Há dois meses, na última viagem que fez à sua terra natal, Juazeiro do Norte (CE), a dona de casa Valmira das Neves da Silva estava bem mais confiante do que nas visitas anteriores. Desta vez, as placas nos aeroportos já não representavam mais códigos indecifráveis e sim auxiliaram na localização dos serviços necessários. Valmira é uma das 2 mil pessoas que aprenderam a ler e a escrever por meio do Alfabetizando com Saúde, projeto da Prefeitura de Curitiba feito em parceria entre as secretarias municipais da Saúde e da Educação.
A proposta surgiu em 2002, com o objetivo de alfabetizar usuários que frequentam as unidades de saúde de Curitiba e que não se sentem encorajadas a entrar nos modelos mais comuns de alfabetização de adultos. Como essas pessoas já têm vínculo com os profissionais das unidades, acabam vencendo as barreiras para iniciar o processo de alfabetização. “São pessoas que não sabem ler ou escrever e que têm o desejo de aprender, mas não iriam para uma escola formal”, comenta a coordenadora do Alfabetizando com Saúde, Florence Munhoz.
Em 2008, o programa recebeu prêmio internacional de alfabetização da Organização das Nações Unidas para Educação Ciência e Cultura (Unesco).
Atualmente, nove unidades básicas de saúde de Curitiba oferecem o Alfabetizando: Vila Leonice (Boa Vista); Santa Quitéria I, Vila Feliz, Fanny-Lindoia, Vila Leão (Portão); União das Vilas (Santa Felicidade); Cândido Portinari, Sabará (CIC) e Umbará II (Bairro Novo). As aulas são ministradas por voluntários, duas vezes por semana, e têm duração de duas horas.
Os alunos utilizam materiais criados especificamente para esse programa e que abordam questões de saúde, aplicadas à vivência do dia-a-dia dos alunos. “São explorados os conhecimentos que eles já têm, suas histórias de vida”, conta Florence. O processo de alfabetização pode ser iniciado em qualquer momento e varia de seis a 12 meses, pois depende da evolução de cada alfabetizando.

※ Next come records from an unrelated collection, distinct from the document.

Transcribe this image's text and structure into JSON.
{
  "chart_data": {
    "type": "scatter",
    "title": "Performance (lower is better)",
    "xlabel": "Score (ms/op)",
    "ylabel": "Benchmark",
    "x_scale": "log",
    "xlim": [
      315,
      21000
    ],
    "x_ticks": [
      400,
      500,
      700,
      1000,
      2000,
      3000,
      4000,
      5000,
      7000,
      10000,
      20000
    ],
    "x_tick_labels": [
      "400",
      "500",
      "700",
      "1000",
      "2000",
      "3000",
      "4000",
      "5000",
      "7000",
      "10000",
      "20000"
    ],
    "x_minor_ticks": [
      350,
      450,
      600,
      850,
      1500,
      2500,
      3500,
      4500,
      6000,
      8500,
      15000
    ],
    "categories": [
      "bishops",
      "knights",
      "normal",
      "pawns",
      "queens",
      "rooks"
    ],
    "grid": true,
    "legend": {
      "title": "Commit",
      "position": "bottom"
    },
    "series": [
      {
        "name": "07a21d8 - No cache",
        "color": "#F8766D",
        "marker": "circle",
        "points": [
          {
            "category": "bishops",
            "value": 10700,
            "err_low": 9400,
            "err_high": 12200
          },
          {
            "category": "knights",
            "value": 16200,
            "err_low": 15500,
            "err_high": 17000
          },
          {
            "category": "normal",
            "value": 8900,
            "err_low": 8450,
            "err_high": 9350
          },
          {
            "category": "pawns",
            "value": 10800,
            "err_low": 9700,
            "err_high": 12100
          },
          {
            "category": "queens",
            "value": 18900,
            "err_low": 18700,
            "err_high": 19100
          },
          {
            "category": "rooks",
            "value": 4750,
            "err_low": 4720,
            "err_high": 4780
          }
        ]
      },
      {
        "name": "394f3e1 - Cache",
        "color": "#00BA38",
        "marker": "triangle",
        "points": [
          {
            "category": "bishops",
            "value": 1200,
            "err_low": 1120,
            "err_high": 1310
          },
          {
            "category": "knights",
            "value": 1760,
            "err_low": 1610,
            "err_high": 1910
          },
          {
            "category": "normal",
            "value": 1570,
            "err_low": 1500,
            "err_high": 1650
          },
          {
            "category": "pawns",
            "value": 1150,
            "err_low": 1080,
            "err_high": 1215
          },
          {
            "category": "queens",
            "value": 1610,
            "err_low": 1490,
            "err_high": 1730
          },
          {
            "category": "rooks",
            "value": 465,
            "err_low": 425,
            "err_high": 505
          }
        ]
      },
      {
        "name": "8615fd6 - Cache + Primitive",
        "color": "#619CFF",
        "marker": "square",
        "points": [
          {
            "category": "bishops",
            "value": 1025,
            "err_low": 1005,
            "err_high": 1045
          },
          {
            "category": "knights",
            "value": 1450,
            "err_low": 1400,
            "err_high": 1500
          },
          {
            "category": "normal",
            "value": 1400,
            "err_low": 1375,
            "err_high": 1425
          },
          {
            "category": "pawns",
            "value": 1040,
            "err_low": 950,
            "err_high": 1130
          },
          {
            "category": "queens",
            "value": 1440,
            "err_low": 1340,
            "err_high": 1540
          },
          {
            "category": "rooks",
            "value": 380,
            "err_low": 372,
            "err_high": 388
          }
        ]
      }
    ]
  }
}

Os idosos são a maioria dos alunos, como é o caso da dona de casa Zenaide Freire das Chagas, de 78 anos, que conheceu o programa há 5 anos, por intermédio de uma amiga, que também frequentava as aulas. Zenaide conta que muita coisa mudou em sua vida depois de aprender a ler e a escrever com a ajuda da professora aposentada Maria Aparecida de Oliveira, de 64 anos, carinhosamente chamada pelos alunos de Cida. “Eu era totalmente dependente do meu marido, não saía de casa nem para fazer compras no mercado”, relembra.
Cida, que já lecionou para todas as faixas etárias, conta que é bem diferente a forma de ensinar para adultos e crianças. “Com os adultos, é necessário usar assuntos e temas que façam parte do cotidiano deles, para que possam assimilar com mais facilidade”, comenta a professora, que sempre estimula a produção de cartas, bilhetes e recados pelos alunos.
Na Unidade de Saúde Sabará, na CIC, a turma do Alfabetizando com Saúde é formada por alunos com deficiência, que se reúne semanalmente para fazer as atividades em grupo e até para receber orientações de higiene e utilização correta dos medicamentos. Abel da Costa Conceição, de 35 anos, afirma que chegou a frequentar a escola regular, mas sentia muita dificuldade de aprendizado. No programa, Abel aprendeu como deve tomar os remédios de uso contínuo. “Estimular a autonomia a esses usuários é tão importante quanto saber ler e escrever”, destaca a coordenadora da US Sabará, Laura Neizer.